My main observation is that the brightness of the pink is reduced through each photo. It’s clear and vivid in the first image, standing out from the surroundings, but as it gets darker it is less noticable. Altering exposure shouldn’t alter the hue of the colour itself, but the pink could be mistaken for red in the last picture. This may be because pink is not a primary colour. Had i done this exercise with, say, a red subject it may have appeared to have stayed red throughout. This is something i will experiment with later.

In conclusion altering the aperture has affected the brightness of the colour with hue and saturation remaining the same.

Part 3: Colour

Primary Colours
The primary colours traditionally used by painters are Red, Yellow and Blue.  Digital photographers should be aware of the fact that light and digital technology have a different relationship with colour. Transmission primaries are RGB ( red, green and blue).  Mixing coloured light produces different results from mixing paint that are not intuitive. for example red and green produce yellow – which is not what the eye espects.

There are two ways of dealing with colour. Technical deals with the process of recording and displaying colour RGB.  Perceptual deals with the way we see and feel about colour therefore using red, yellow and blue.

We should think of hue as the essential quality that decides how we name a colour – red, purple, blue etc. Hue can be changed by using coloured filters over the lens, or coloured lights.  It can also be altered through the camera settings, including adjusting white-balance.  FInally it can be altered in post-processing, particularly when shot in RAW.

When we think of a colour we can think of its saturation as pure, intense, saturated or dull, weak, unsaturated.

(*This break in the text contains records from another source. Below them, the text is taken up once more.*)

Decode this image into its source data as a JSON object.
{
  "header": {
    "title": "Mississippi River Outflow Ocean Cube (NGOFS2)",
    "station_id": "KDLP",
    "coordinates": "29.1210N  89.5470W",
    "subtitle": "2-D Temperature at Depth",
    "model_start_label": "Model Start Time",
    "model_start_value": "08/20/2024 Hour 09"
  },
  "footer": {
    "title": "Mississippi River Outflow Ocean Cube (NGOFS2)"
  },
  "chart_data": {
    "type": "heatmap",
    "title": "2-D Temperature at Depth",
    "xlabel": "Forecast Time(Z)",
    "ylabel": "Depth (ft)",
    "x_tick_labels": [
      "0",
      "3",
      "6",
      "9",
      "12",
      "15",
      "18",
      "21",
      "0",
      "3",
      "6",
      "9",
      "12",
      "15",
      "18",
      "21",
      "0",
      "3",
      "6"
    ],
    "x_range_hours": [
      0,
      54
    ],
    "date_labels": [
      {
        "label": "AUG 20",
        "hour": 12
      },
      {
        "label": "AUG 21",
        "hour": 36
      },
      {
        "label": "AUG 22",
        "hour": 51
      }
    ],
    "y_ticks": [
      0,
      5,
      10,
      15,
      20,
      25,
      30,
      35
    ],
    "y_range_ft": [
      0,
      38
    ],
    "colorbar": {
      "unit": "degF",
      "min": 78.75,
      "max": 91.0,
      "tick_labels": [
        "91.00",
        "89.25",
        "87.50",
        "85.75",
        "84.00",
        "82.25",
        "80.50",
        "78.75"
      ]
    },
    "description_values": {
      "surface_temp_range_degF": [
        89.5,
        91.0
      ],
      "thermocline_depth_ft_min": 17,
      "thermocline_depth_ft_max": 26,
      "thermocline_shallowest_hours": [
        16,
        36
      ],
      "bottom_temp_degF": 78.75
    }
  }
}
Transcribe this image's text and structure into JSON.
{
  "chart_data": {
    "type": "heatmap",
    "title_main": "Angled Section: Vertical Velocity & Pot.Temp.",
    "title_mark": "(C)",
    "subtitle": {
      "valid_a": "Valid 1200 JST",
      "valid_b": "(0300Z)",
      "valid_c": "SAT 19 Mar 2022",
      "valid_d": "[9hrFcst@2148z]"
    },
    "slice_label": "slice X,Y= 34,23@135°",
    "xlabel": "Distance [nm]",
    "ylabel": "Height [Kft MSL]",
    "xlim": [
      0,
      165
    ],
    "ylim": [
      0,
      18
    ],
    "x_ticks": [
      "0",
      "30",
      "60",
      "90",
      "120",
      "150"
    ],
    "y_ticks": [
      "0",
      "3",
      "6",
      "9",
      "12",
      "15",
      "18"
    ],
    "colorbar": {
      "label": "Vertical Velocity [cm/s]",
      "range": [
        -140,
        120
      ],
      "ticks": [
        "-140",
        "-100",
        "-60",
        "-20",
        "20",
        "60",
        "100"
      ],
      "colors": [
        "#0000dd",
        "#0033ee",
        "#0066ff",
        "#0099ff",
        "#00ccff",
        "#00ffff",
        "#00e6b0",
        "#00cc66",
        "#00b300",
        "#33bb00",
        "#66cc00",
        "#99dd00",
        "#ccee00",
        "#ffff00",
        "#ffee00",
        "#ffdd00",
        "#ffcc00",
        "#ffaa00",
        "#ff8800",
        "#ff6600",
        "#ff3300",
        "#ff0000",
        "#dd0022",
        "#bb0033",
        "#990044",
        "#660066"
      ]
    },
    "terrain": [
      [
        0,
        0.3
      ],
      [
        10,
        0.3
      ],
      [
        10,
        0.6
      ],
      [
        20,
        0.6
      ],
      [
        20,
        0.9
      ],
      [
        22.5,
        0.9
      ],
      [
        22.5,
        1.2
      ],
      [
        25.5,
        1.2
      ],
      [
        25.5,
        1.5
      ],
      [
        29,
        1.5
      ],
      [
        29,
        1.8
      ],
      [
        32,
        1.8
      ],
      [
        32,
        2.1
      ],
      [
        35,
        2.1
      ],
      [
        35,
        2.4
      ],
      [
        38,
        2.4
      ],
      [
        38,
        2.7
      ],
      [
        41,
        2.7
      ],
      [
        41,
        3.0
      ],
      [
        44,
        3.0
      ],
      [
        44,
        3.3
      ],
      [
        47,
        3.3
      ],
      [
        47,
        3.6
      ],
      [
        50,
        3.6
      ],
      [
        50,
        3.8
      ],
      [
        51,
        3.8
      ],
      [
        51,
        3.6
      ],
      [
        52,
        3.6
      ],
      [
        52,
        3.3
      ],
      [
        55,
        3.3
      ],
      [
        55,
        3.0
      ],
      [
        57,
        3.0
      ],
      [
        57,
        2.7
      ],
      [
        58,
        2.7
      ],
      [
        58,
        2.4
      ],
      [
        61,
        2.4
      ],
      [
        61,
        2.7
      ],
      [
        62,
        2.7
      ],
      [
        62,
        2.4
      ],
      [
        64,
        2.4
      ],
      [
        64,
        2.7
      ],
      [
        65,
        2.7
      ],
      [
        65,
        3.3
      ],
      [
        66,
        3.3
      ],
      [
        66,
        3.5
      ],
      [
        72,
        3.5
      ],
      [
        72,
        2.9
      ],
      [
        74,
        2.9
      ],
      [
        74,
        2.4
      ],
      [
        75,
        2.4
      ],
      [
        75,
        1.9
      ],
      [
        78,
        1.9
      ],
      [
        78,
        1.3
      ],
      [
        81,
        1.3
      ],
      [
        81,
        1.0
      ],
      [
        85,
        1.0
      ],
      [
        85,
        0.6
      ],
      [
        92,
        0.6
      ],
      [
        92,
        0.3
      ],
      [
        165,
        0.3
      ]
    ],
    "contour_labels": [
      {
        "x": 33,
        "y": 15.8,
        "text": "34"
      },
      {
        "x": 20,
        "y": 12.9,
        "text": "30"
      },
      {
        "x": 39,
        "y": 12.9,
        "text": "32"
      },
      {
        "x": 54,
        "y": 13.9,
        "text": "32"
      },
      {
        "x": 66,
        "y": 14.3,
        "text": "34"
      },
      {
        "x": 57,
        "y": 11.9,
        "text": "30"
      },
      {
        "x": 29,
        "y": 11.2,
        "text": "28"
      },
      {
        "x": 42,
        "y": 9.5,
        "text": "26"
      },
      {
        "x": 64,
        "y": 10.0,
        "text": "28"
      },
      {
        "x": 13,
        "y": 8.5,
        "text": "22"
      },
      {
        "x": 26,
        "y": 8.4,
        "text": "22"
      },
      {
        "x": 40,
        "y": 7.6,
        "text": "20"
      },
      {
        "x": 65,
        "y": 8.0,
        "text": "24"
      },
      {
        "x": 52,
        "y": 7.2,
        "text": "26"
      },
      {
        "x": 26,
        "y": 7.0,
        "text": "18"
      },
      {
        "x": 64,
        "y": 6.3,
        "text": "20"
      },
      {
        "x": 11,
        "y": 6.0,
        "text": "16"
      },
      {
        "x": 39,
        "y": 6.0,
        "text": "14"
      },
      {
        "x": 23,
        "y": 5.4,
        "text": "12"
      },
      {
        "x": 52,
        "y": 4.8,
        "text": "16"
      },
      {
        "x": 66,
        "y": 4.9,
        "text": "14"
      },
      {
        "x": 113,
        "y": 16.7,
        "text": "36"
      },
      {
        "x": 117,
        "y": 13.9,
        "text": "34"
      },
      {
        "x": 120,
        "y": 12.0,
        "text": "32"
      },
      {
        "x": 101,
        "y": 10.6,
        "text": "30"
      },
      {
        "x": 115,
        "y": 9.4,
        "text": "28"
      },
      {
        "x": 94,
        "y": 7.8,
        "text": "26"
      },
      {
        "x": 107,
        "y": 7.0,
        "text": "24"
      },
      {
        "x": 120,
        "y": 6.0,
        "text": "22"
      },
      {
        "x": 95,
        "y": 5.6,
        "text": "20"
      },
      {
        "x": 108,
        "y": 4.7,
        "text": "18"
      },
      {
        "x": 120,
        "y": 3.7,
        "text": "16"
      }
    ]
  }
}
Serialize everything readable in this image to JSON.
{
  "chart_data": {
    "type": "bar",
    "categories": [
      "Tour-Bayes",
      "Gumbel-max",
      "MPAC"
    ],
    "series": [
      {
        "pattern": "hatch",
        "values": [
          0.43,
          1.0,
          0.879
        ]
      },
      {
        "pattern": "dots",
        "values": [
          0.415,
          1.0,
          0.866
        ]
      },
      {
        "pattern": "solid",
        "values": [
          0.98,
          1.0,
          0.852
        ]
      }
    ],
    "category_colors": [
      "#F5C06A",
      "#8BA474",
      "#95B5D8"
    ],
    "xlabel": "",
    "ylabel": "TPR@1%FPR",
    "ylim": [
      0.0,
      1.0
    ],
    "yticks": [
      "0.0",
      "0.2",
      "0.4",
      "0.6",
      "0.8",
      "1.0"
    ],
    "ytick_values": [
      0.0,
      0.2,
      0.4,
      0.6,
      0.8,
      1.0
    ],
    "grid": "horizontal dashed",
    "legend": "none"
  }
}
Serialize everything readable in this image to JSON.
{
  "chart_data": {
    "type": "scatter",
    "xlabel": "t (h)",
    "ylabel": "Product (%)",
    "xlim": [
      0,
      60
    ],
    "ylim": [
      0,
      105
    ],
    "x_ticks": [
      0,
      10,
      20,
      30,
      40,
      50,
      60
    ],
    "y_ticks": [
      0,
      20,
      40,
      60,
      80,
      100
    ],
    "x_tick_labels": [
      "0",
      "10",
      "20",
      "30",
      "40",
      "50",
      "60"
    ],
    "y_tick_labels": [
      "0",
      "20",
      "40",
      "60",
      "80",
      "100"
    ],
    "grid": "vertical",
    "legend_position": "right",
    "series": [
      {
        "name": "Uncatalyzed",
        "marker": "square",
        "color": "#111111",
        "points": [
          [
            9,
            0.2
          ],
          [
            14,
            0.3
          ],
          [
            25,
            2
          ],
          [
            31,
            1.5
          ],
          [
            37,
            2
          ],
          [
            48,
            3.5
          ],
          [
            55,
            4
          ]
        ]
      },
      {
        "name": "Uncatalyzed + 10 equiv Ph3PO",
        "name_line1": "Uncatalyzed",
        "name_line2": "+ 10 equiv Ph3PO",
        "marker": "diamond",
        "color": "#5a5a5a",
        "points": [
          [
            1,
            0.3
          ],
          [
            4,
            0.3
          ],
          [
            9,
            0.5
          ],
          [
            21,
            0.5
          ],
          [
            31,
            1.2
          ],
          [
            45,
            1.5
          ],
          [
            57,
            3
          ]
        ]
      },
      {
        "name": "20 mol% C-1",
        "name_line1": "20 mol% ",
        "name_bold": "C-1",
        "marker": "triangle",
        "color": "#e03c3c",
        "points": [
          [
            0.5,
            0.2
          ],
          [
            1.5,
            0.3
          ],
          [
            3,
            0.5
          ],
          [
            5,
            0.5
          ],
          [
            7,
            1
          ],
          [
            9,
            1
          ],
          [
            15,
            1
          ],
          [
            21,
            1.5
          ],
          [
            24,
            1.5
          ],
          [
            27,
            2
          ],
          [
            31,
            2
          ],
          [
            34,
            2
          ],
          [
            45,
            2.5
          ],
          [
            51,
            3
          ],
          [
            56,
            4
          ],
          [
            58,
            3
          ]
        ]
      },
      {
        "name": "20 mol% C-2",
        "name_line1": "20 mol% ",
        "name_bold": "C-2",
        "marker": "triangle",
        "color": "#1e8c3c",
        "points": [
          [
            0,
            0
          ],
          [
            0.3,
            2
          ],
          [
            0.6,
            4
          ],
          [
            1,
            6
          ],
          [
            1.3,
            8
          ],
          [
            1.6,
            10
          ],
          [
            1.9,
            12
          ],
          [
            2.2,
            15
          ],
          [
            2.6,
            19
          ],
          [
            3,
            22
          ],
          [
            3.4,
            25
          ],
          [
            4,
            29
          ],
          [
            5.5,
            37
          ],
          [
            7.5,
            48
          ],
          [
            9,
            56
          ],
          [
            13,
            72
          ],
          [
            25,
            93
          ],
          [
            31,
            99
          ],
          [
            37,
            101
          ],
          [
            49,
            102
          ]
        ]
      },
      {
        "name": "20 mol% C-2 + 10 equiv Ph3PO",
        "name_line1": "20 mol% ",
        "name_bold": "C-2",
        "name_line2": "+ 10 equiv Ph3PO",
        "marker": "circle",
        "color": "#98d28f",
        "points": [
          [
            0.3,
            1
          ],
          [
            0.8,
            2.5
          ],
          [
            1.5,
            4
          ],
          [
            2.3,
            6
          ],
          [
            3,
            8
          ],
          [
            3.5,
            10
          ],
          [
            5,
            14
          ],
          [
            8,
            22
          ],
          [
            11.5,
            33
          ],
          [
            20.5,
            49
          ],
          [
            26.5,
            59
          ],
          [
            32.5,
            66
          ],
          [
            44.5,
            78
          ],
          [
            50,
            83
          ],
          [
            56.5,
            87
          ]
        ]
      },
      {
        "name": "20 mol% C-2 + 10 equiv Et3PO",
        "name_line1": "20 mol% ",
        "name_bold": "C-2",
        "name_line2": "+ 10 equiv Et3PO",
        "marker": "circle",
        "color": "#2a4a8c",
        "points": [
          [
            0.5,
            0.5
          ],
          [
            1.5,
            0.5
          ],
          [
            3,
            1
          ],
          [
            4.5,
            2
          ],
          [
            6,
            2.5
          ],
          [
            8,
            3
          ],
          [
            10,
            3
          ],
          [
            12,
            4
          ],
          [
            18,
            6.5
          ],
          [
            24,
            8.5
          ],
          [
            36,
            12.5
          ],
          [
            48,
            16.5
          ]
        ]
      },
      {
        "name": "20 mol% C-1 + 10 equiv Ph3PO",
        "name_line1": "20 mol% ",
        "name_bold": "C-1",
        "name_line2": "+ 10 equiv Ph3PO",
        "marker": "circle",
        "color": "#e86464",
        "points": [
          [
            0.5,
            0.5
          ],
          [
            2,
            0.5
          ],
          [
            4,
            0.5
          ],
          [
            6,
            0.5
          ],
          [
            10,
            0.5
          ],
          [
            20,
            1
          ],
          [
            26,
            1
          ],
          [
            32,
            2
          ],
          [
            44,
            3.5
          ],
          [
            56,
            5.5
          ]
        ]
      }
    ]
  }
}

Different hues show maximum saturation at different levels of brightness. Saturation is less-adjustable at the time of shooting than Hue or Brilliance, however modern camera settings do allow alterations.  Again, this can be adjusted in post-processing.

We think of colours in terms of how bright they are.  For example very bright, bright, fairly bright, average, slightly dark, dark or very dark. Brightness can be controlled by exposure.